Do any of those preferences have any bearing at all on these leaders’ ability to do their leading? Not really. But, of course, the divulgence of those preferences isn’t about leadership, per se. It is simply meant to show what can be hard to highlight within the highly orchestrated settings of the campaign trail: that politicians are humble and relatable and just as likely as the rest of us to have a moment of existential anxiety when Netflix’s “Continue Playing” button pops onto the screen. It’s humanity by way of Homeland.

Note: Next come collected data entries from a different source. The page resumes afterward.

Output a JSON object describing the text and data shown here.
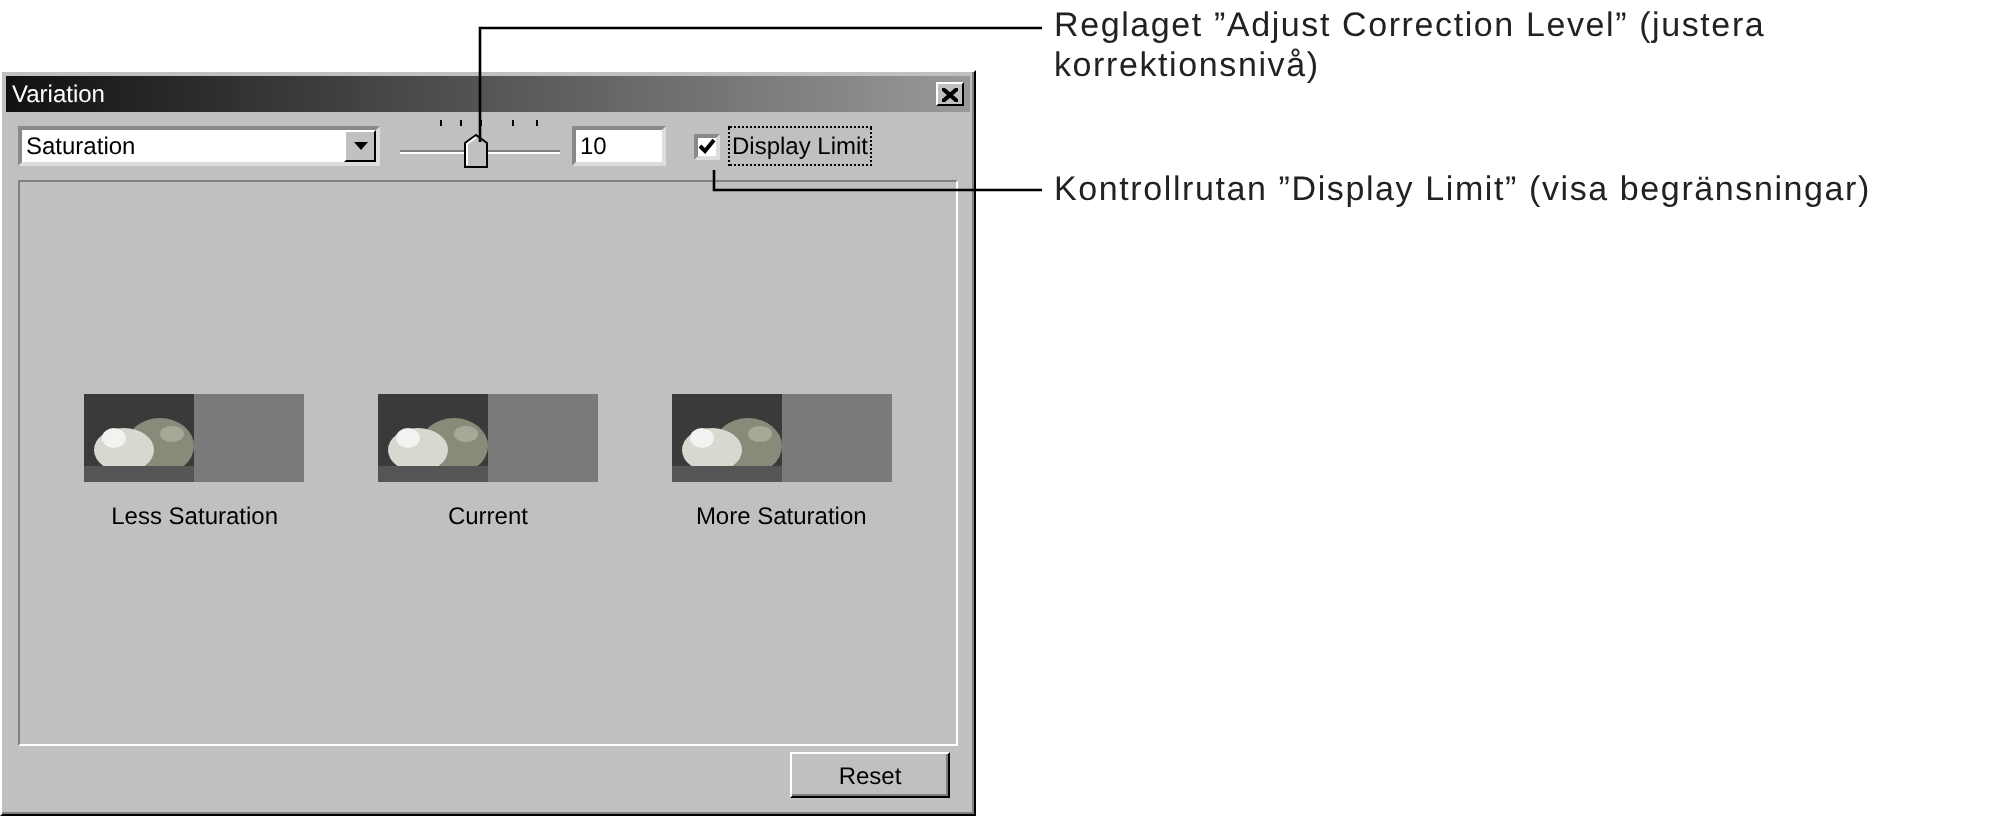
{
  "window": {
    "title": "Variation"
  },
  "toolbar": {
    "mode": "Saturation",
    "slider": {
      "level": 0.48
    },
    "value": "10",
    "display_limit": {
      "label": "Display Limit",
      "checked": true
    }
  },
  "variations": [
    {
      "label": "Less Saturation",
      "kind": "picture"
    },
    {
      "label": "Current",
      "kind": "picture"
    },
    {
      "label": "More Saturation",
      "kind": "picture"
    }
  ],
  "buttons": [
    "Reset"
  ],
  "callouts": [
    {
      "text": "Reglaget ”Adjust Correction Level” (justera korrektionsnivå)"
    },
    {
      "text": "Kontrollrutan ”Display Limit” (visa begränsningar)"
    }
  ]
}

And yet. Even if these people really are binge-watching Game of Thrones in the company of Papa John and Ben and Jerry, just like the rest of us, politicians are not, in the end, just like the rest of us. And not just because of their chauffeured cars and marble-laden offices. Their power is political, sure, but it’s also cultural. These people don’t just watch TV shows; they also, occasionally, inform them. Take Kevin McCarthy, who isn’t just a fan of House of Cards, but also an adviser to it. (“I start watching this show and after the first couple of shows, his office starts to look like my office,” the House majority leader told the Sacramento Bee.)
And take, as well, Hillary Clinton, whose conversation with Colbert ignored the obvious irony in her binge-watching proclivities: Madame Secretary is, on some level, based on the experiences of one Hillary Clinton. So is, on some level, The Good Wife. So is, on some level, Parks and Rec. (So is, on some level—according to the Hillary haters—House of Cards.) For Clinton, even television—one of the few common denominators we have left as monoculture gives way to more fractured and atomized experiences—is fraught. She may well binge-watch TV after a hard day at work, just like the rest of us. The key difference is that, while she is watching television, she is also watching, in some sense, herself.